À l’heure de l’obligation d’installer un thermostat programmable d’ici 2025 dans les logements, il est temps de s’intéresser plus largement au déploiement du numérique dans le résidentiel collectif. Mais pourquoi n’est-il toujours pas d’actualité ? Alors que certains bailleurs sociaux, promoteurs ou syndics ont déjà compris l’intérêt de déployer une infrastructure numérique dans leur parc immobilier, d’autres demeurent sceptiques sur les apports du numérique en matière de services aux résidents, de maîtrise des charges ou de gestion patrimoniale. Zoom sur quelques idées reçues qui freinent encore sa massification, avec François-Xavier Jeuland, Vice-président Smart Home à la SBA.

 

Idée reçue n°1

« Je n’ai pas besoin de numérique pour faire des économies d’énergie dans mes bâtiments. Je préfère isoler les murs et changer les fenêtres. »

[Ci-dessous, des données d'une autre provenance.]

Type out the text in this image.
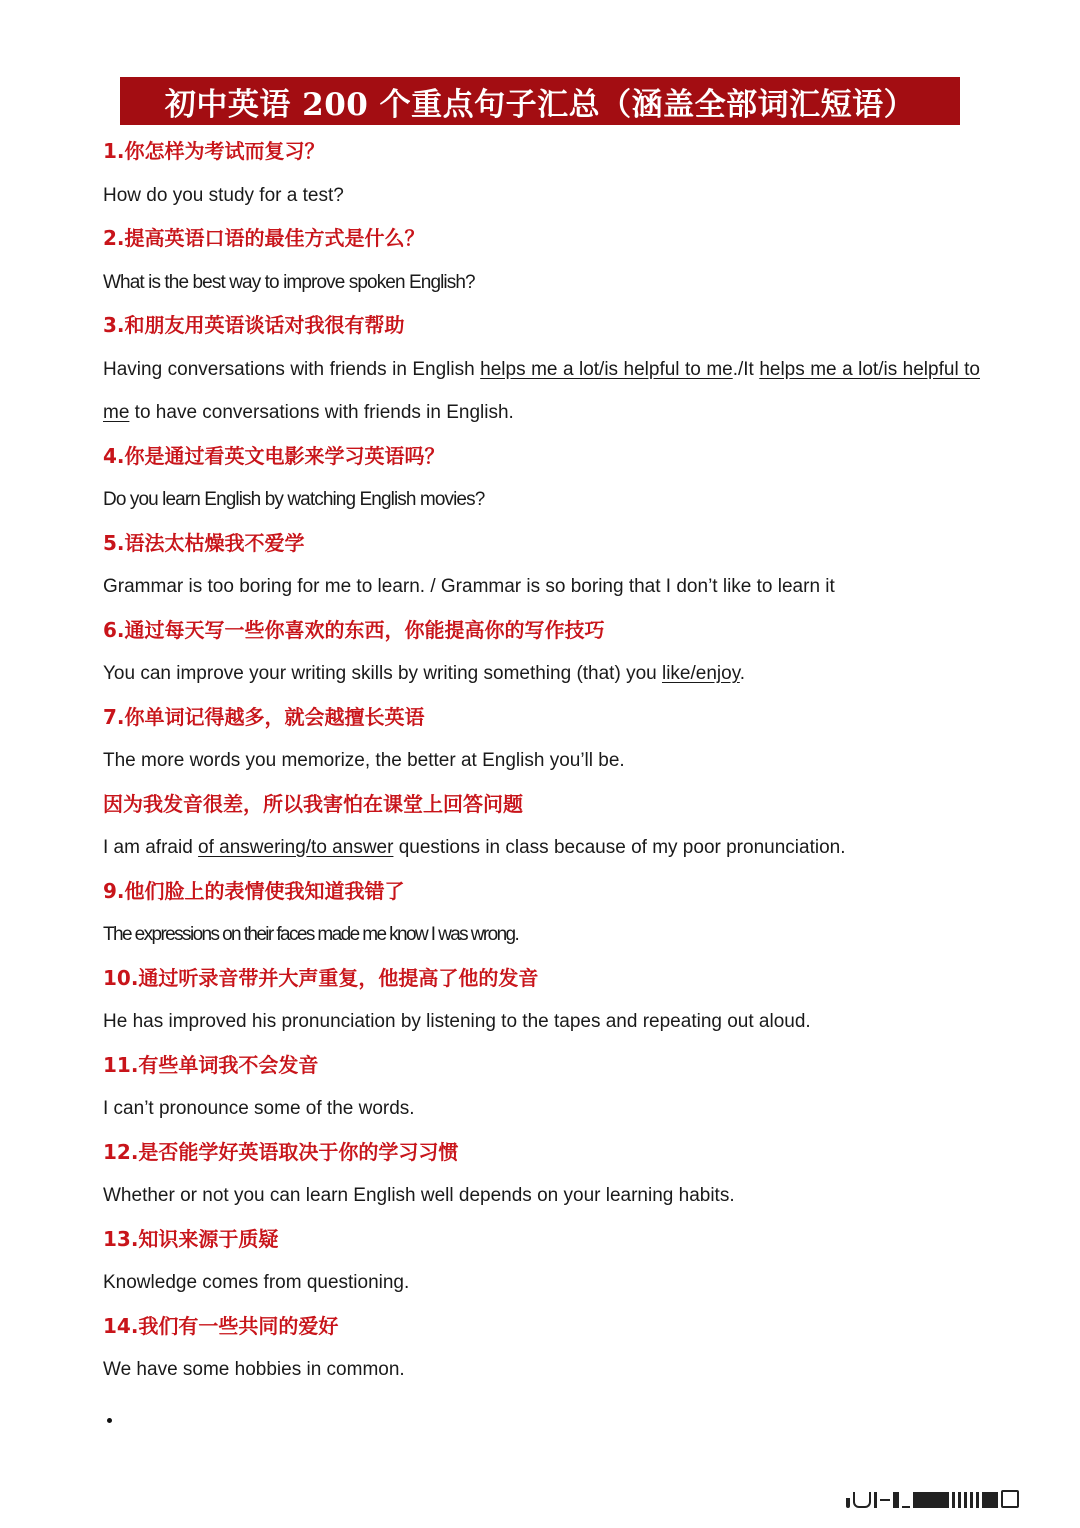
初中英语 200 个重点句子汇总（涵盖全部词汇短语）
1.你怎样为考试而复习？
How do you study for a test?
2.提高英语口语的最佳方式是什么？
What is the best way to improve spoken English?
3.和朋友用英语谈话对我很有帮助
Having conversations with friends in English helps me a lot/is helpful to me./It helps me a lot/is helpful to me to have conversations with friends in English.
4.你是通过看英文电影来学习英语吗？
Do you learn English by watching English movies?
5.语法太枯燥我不爱学
Grammar is too boring for me to learn. / Grammar is so boring that I don’t like to learn it
6.通过每天写一些你喜欢的东西，你能提高你的写作技巧
You can improve your writing skills by writing something (that) you like/enjoy.
7.你单词记得越多，就会越擅长英语
The more words you memorize, the better at English you’ll be.
因为我发音很差，所以我害怕在课堂上回答问题
I am afraid of answering/to answer questions in class because of my poor pronunciation.
9.他们脸上的表情使我知道我错了
The expressions on their faces made me know I was wrong.
10.通过听录音带并大声重复，他提高了他的发音
He has improved his pronunciation by listening to the tapes and repeating out aloud.
11.有些单词我不会发音
I can’t pronounce some of the words.
12.是否能学好英语取决于你的学习习惯
Whether or not you can learn English well depends on your learning habits.
13.知识来源于质疑
Knowledge comes from questioning.
14.我们有一些共同的爱好
We have some hobbies in common.
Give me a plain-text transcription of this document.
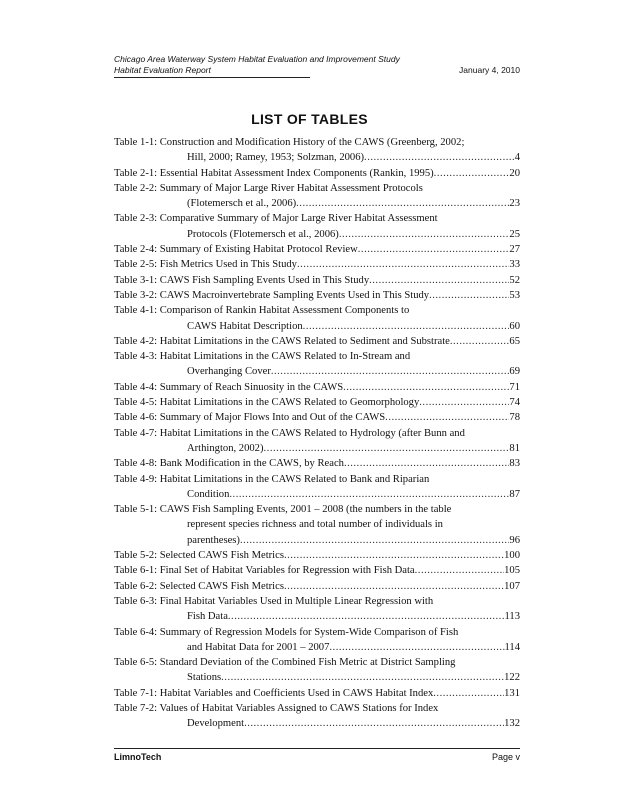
Chicago Area Waterway System Habitat Evaluation and Improvement Study
Habitat Evaluation Report	January 4, 2010
LIST OF TABLES
Table 1-1: Construction and Modification History of the CAWS (Greenberg, 2002;
Hill, 2000; Ramey, 1953; Solzman, 2006) .....	4
Table 2-1: Essential Habitat Assessment Index Components (Rankin, 1995) .....	20
Table 2-2: Summary of Major Large River Habitat Assessment Protocols
(Flotemersch et al., 2006) .....	23
Table 2-3: Comparative Summary of Major Large River Habitat Assessment
Protocols (Flotemersch et al., 2006) .....	25
Table 2-4: Summary of Existing Habitat Protocol Review .....	27
Table 2-5: Fish Metrics Used in This Study .....	33
Table 3-1: CAWS Fish Sampling Events Used in This Study .....	52
Table 3-2: CAWS Macroinvertebrate Sampling Events Used in This Study .....	53
Table 4-1: Comparison of Rankin Habitat Assessment Components to
CAWS Habitat Description .....	60
Table 4-2: Habitat Limitations in the CAWS Related to Sediment and Substrate .....	65
Table 4-3: Habitat Limitations in the CAWS Related to In-Stream and
Overhanging Cover .....	69
Table 4-4: Summary of Reach Sinuosity in the CAWS .....	71
Table 4-5: Habitat Limitations in the CAWS Related to Geomorphology .....	74
Table 4-6: Summary of Major Flows Into and Out of the CAWS .....	78
Table 4-7: Habitat Limitations in the CAWS Related to Hydrology (after Bunn and
Arthington, 2002) .....	81
Table 4-8: Bank Modification in the CAWS, by Reach .....	83
Table 4-9: Habitat Limitations in the CAWS Related to Bank and Riparian
Condition .....	87
Table 5-1: CAWS Fish Sampling Events, 2001 – 2008 (the numbers in the table
represent species richness and total number of individuals in
parentheses) .....	96
Table 5-2: Selected CAWS Fish Metrics .....	100
Table 6-1: Final Set of Habitat Variables for Regression with Fish Data .....	105
Table 6-2: Selected CAWS Fish Metrics .....	107
Table 6-3: Final Habitat Variables Used in Multiple Linear Regression with
Fish Data .....	113
Table 6-4: Summary of Regression Models for System-Wide Comparison of Fish
and Habitat Data for 2001 – 2007 .....	114
Table 6-5: Standard Deviation of the Combined Fish Metric at District Sampling
Stations .....	122
Table 7-1: Habitat Variables and Coefficients Used in CAWS Habitat Index .....	131
Table 7-2: Values of Habitat Variables Assigned to CAWS Stations for Index
Development .....	132
LimnoTech	Page v
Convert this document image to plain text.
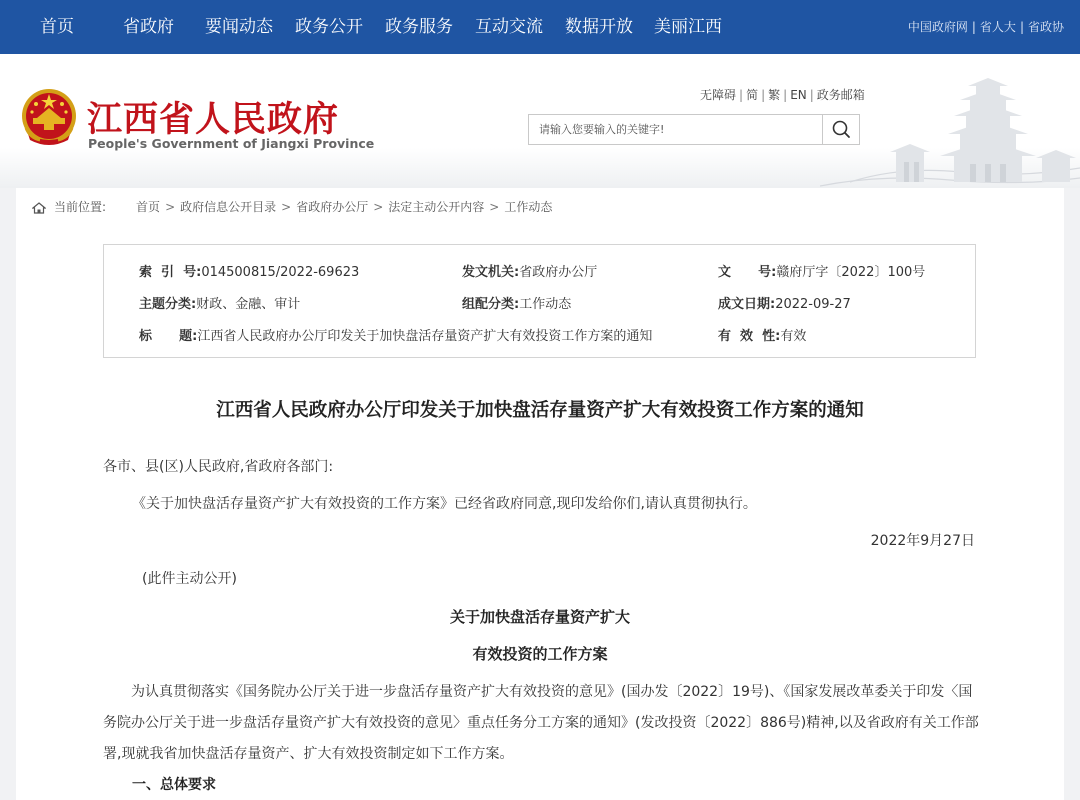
首页	省政府 要闻动态 政务公开 政务服务 互动交流 数据开放 美丽江西	中国政府网 | 省人大 | 省政协
江西省人民政府
People's Government of Jiangxi Province
无障碍 | 简 | 繁 | EN | 政务邮箱
请输入您要输入的关键字!
当前位置:	首页 > 政府信息公开目录 > 省政府办公厅 > 法定主动公开内容 > 工作动态
索  引  号:014500815/2022-69623	发文机关:省政府办公厅	文      号:赣府厅字〔2022〕100号
主题分类:财政、金融、审计	组配分类:工作动态	成文日期:2022-09-27
标      题:江西省人民政府办公厅印发关于加快盘活存量资产扩大有效投资工作方案的通知	有  效  性:有效
江西省人民政府办公厅印发关于加快盘活存量资产扩大有效投资工作方案的通知
各市、县(区)人民政府,省政府各部门:
《关于加快盘活存量资产扩大有效投资的工作方案》已经省政府同意,现印发给你们,请认真贯彻执行。
2022年9月27日
(此件主动公开)
关于加快盘活存量资产扩大
有效投资的工作方案
为认真贯彻落实《国务院办公厅关于进一步盘活存量资产扩大有效投资的意见》(国办发〔2022〕19号)、《国家发展改革委关于印发〈国务院办公厅关于进一步盘活存量资产扩大有效投资的意见〉重点任务分工方案的通知》(发改投资〔2022〕886号)精神,以及省政府有关工作部署,现就我省加快盘活存量资产、扩大有效投资制定如下工作方案。
一、总体要求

François-Xavier Jeuland – Sur le long terme, il est, en effet, essentiel de lutter contre les passoires thermiques en réalisant des rénovations lourdes. Néanmoins, ces travaux coûtent cher, de 30 000 à 35 000 euros en moyenne par appartement (Source : ANCOLS). Quand il s’agit de réhabiliter les centaines de logements d’un immeuble, l’investissement nécessite un budget très conséquent. Pour agir sur le court terme et faire des économies d’énergie rapidement, l’installation d’un thermostat intelligent, qui coûte une centaine d’euros, permet de réduire ses consommations d’énergie jusqu’à 15 % selon l’ADEME. Le plan de sobriété énergétique du gouvernement exige d’ailleurs d’équiper chaque appartement avec un thermostat programmable d’ici 2025, d’abord les neufs puis l’obligation sera étendue à tous les logements existants. Ainsi, en associant l’installation de systèmes de gestion active, comme les thermostats, et l’isolation des bâtiments, les copropriétaires réduiront leurs consommations d’énergie. Il ne s’agit pas d’opposer ces solutions à long et court termes : elles se complètent..

 

Idée reçue n°2 

« Ajouter des services numériques dans mon immeuble coûte cher et ne rapporte rien. »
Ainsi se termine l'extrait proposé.